I take great pride in the fact that I am from Penang and I speak the Penang Malay dialect fluently (in case you wondered: Penang dialect is the best in the country!) and I speak the formal Bahasa very flueltly also.
Which brings me to my recent work-related assignment to Temenggor Forest Reserve. It must be spelt with a double G (i.e 'gg'). For some strange reason, apparently the Perak state government has sanctioned the spelling of the place with a single 'g' (i.e. Temengor).
This is wrong, obviously. Malaysians spell name places with double Gs always. From TerenGGanu to TemenGGor. These places are spelt as they are pronounced -- we do not say TE-REN-GANU, we say TE-RENG-GANU.

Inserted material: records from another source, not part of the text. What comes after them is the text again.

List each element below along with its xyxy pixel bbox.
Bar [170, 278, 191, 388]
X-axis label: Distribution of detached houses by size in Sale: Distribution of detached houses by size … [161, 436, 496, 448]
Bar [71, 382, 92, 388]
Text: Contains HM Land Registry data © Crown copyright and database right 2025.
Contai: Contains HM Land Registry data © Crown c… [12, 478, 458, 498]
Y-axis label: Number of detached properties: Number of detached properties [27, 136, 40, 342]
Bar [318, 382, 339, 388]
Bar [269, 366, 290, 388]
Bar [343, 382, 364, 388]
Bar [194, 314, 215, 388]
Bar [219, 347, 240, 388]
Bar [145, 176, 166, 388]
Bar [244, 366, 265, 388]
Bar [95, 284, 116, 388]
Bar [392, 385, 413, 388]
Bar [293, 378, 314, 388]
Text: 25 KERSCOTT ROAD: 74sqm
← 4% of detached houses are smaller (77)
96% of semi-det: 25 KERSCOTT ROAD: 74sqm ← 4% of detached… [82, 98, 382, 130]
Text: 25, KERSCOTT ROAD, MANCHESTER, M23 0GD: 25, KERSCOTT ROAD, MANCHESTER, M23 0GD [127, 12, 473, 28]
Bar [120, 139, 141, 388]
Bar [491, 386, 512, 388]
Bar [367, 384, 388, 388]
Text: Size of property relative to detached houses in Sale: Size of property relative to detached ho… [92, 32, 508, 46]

Similarly, we do not say TE-MEN-GOR, we say TE-MENG-GOR.
I have many very dear colleagues and friends who are from Perak itself and no one says TE-MEN (as in the plural of the English word MAN)-GOR.
I suspect the person or group of people who officially sanctioned the spelling TE-MEN-GOR must be the offspring(s) of Indonesian PRs in Malaysia. No one in their right mind speaks Malay the way it is prescribed officially. Malaysians speak Malay with a classy sense of poetry and lilt. Not stiff in the way demanded by the artificiality of the Bahasa Baku format.
(Anyway, just a jibe at Datuk Seri Anwar Ibrahim for promoting that dubious policy of introducing Bahasa Baku while he was Education Minister -- the man had better retract that strange linguistic policy. Malaysians should be speaking Bahasa the way we have always spoken it over the centuries and not speak Bahasa as if it is the Indonesian language!)
Many Malaysians in my age group -- the 40s -- are very displeased with Bahasa Baku.